Over the past nine months, I’ve read several books aimed at Christians who are infertile or bereaved, and I’ve seen two explanations for why bad things happen. One is the idea that this is all part of God’s plan and although we might not be able to understand why, it’s for the greater good. At first, I found this comforting, but it’s a double-edged sword: it implies that God is choosing to do this to me. Why would God single me out for so much pain, and shut his ears to my increasingly desperate prayers, yet look at the woman next door and immediately give her everything she wants? I can’t help feeling that a God who does that is cruel, and a God who is cruel isn’t God. And yes, you could argue that good things can come from adversity – I don’t think I would be getting on so well with my sister now if I hadn’t had the first miscarriage – but I’ll be honest: I would never, never, never, never have sacrificed my child to repair another relationship. No mother would.

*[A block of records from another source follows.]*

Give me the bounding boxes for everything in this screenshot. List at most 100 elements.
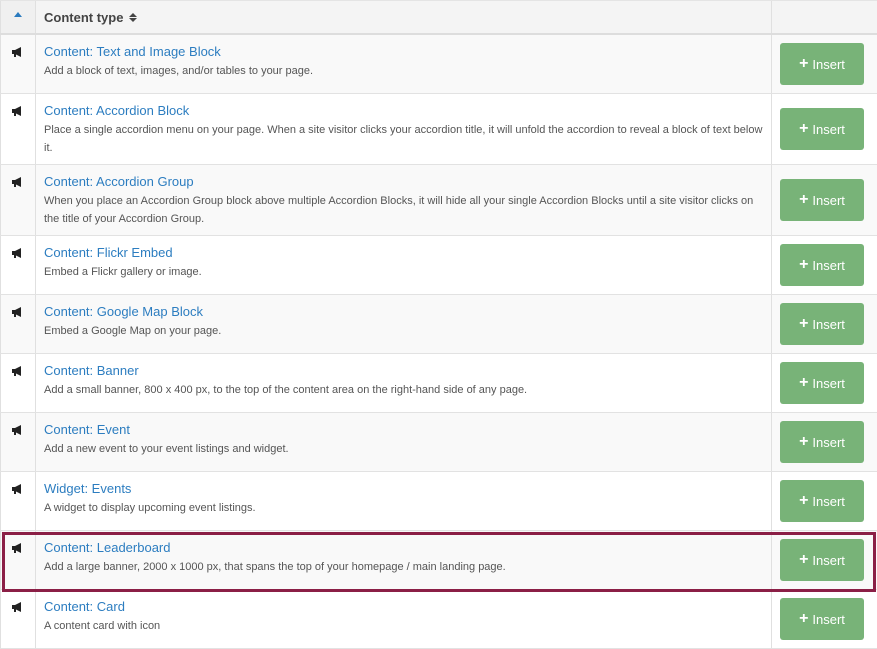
content-type-link[interactable]: Content: Text and Image Block: [44, 44, 763, 60]
content-type-description: Embed a Google Map on your page.: [44, 325, 222, 337]
table-body: Content: Text and Image Block Add a bloc…: [0, 35, 877, 649]
plus-icon: +: [799, 433, 809, 450]
insert-button[interactable]: + Insert: [780, 480, 864, 522]
plus-icon: +: [799, 374, 809, 391]
table-row: Content: Text and Image Block Add a bloc…: [0, 35, 877, 94]
row-action-cell: + Insert: [772, 354, 877, 412]
insert-label: Insert: [812, 257, 845, 273]
row-content-cell: Content: Text and Image Block Add a bloc…: [36, 35, 772, 93]
row-content-cell: Content: Accordion Block Place a single …: [36, 94, 772, 164]
megaphone-icon: [12, 106, 21, 116]
megaphone-icon: [12, 366, 21, 376]
table-row: Content: Flickr Embed Embed a Flickr gal…: [0, 236, 877, 295]
table-row: Content: Accordion Block Place a single …: [0, 94, 877, 165]
insert-button[interactable]: + Insert: [780, 362, 864, 404]
content-type-description: Add a block of text, images, and/or tabl…: [44, 65, 314, 77]
content-type-link[interactable]: Content: Flickr Embed: [44, 245, 763, 261]
row-action-cell: + Insert: [772, 94, 877, 164]
plus-icon: +: [799, 120, 809, 137]
row-icon-cell: [0, 531, 36, 589]
megaphone-icon: [12, 248, 21, 258]
row-icon-cell: [0, 295, 36, 353]
row-action-cell: + Insert: [772, 413, 877, 471]
row-icon-cell: [0, 236, 36, 294]
insert-button[interactable]: + Insert: [780, 598, 864, 640]
plus-icon: +: [799, 191, 809, 208]
insert-label: Insert: [812, 493, 845, 509]
row-content-cell: Widget: Events A widget to display upcom…: [36, 472, 772, 530]
row-content-cell: Content: Card A content card with icon: [36, 590, 772, 648]
table-row: Content: Event Add a new event to your e…: [0, 413, 877, 472]
row-content-cell: Content: Banner Add a small banner, 800 …: [36, 354, 772, 412]
insert-button[interactable]: + Insert: [780, 108, 864, 150]
row-action-cell: + Insert: [772, 472, 877, 530]
insert-button[interactable]: + Insert: [780, 539, 864, 581]
megaphone-icon: [12, 543, 21, 553]
sort-column-header[interactable]: [0, 1, 36, 33]
plus-icon: +: [799, 551, 809, 568]
table-row: Content: Card A content card with icon +…: [0, 590, 877, 649]
table-row: Content: Accordion Group When you place …: [0, 165, 877, 236]
content-type-link[interactable]: Content: Event: [44, 422, 763, 438]
table-row: Content: Banner Add a small banner, 800 …: [0, 354, 877, 413]
insert-label: Insert: [812, 552, 845, 568]
insert-button[interactable]: + Insert: [780, 43, 864, 85]
content-type-link[interactable]: Content: Google Map Block: [44, 304, 763, 320]
table-row: Content: Google Map Block Embed a Google…: [0, 295, 877, 354]
row-icon-cell: [0, 590, 36, 648]
sort-toggle-icon: [129, 12, 138, 22]
plus-icon: +: [799, 315, 809, 332]
row-icon-cell: [0, 94, 36, 164]
megaphone-icon: [12, 602, 21, 612]
content-type-description: When you place an Accordion Group block …: [44, 195, 754, 225]
content-type-link[interactable]: Widget: Events: [44, 481, 763, 497]
content-type-link[interactable]: Content: Banner: [44, 363, 763, 379]
row-action-cell: + Insert: [772, 295, 877, 353]
insert-button[interactable]: + Insert: [780, 421, 864, 463]
plus-icon: +: [799, 256, 809, 273]
content-type-description: Add a new event to your event listings a…: [44, 443, 289, 455]
megaphone-icon: [12, 425, 21, 435]
row-content-cell: Content: Flickr Embed Embed a Flickr gal…: [36, 236, 772, 294]
content-type-table: Content type Content: Text and Image Blo…: [0, 0, 877, 649]
megaphone-icon: [12, 177, 21, 187]
content-type-link[interactable]: Content: Leaderboard: [44, 540, 763, 556]
row-content-cell: Content: Leaderboard Add a large banner,…: [36, 531, 772, 589]
table-row: Content: Leaderboard Add a large banner,…: [0, 531, 877, 590]
content-type-description: A widget to display upcoming event listi…: [44, 502, 256, 514]
insert-button[interactable]: + Insert: [780, 244, 864, 286]
content-type-link[interactable]: Content: Accordion Group: [44, 174, 763, 190]
row-action-cell: + Insert: [772, 590, 877, 648]
insert-label: Insert: [812, 375, 845, 391]
action-column-header: [772, 1, 877, 33]
insert-label: Insert: [812, 611, 845, 627]
content-type-description: Embed a Flickr gallery or image.: [44, 266, 202, 278]
insert-label: Insert: [812, 56, 845, 72]
row-action-cell: + Insert: [772, 35, 877, 93]
insert-button[interactable]: + Insert: [780, 179, 864, 221]
column-header-label: Content type: [44, 9, 124, 25]
row-icon-cell: [0, 413, 36, 471]
plus-icon: +: [799, 492, 809, 509]
insert-label: Insert: [812, 192, 845, 208]
megaphone-icon: [12, 484, 21, 494]
content-type-description: A content card with icon: [44, 620, 161, 632]
row-icon-cell: [0, 165, 36, 235]
content-type-link[interactable]: Content: Card: [44, 599, 763, 615]
megaphone-icon: [12, 307, 21, 317]
insert-label: Insert: [812, 121, 845, 137]
row-action-cell: + Insert: [772, 236, 877, 294]
table-row: Widget: Events A widget to display upcom…: [0, 472, 877, 531]
table-header: Content type: [0, 0, 877, 35]
row-icon-cell: [0, 354, 36, 412]
content-type-link[interactable]: Content: Accordion Block: [44, 103, 763, 119]
insert-label: Insert: [812, 316, 845, 332]
row-icon-cell: [0, 472, 36, 530]
content-type-column-header[interactable]: Content type: [36, 1, 772, 33]
plus-icon: +: [799, 55, 809, 72]
row-content-cell: Content: Event Add a new event to your e…: [36, 413, 772, 471]
plus-icon: +: [799, 610, 809, 627]
insert-button[interactable]: + Insert: [780, 303, 864, 345]
row-action-cell: + Insert: [772, 531, 877, 589]
content-type-description: Place a single accordion menu on your pa…: [44, 124, 763, 154]
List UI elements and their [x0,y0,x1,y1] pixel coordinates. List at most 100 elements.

The other explanation is that this world has been broken by sin, and therefore is a cruel and unfair place where tragedies happen to people who don’t deserve them. Miscarriages, therefore, are not necessarily God’s plan, but he can work with them. I came across this idea in What Was Lost by Elise Erikson Barrett, and at first it puzzled me, but I find myself increasingly drawn to it. I don’t know which theory is correct, if either, but I know this is the one that will allow me to maintain a relationship with God. I need God and I need to believe that God can work with adversity and bring good things out of shit circumstances, but I also need not to believe that he wanted me to lose my babies.

This is turning into a very heavy post, so I’ll finish with some good news. We’re starting superovulation on Thursday! Despite what I’ve written above, I have a good feeling about the treatment and I’m hopeful that the extra follicles (if we manage 2-3) will boost my chances of conceiving a baby with the right number of chromosomes.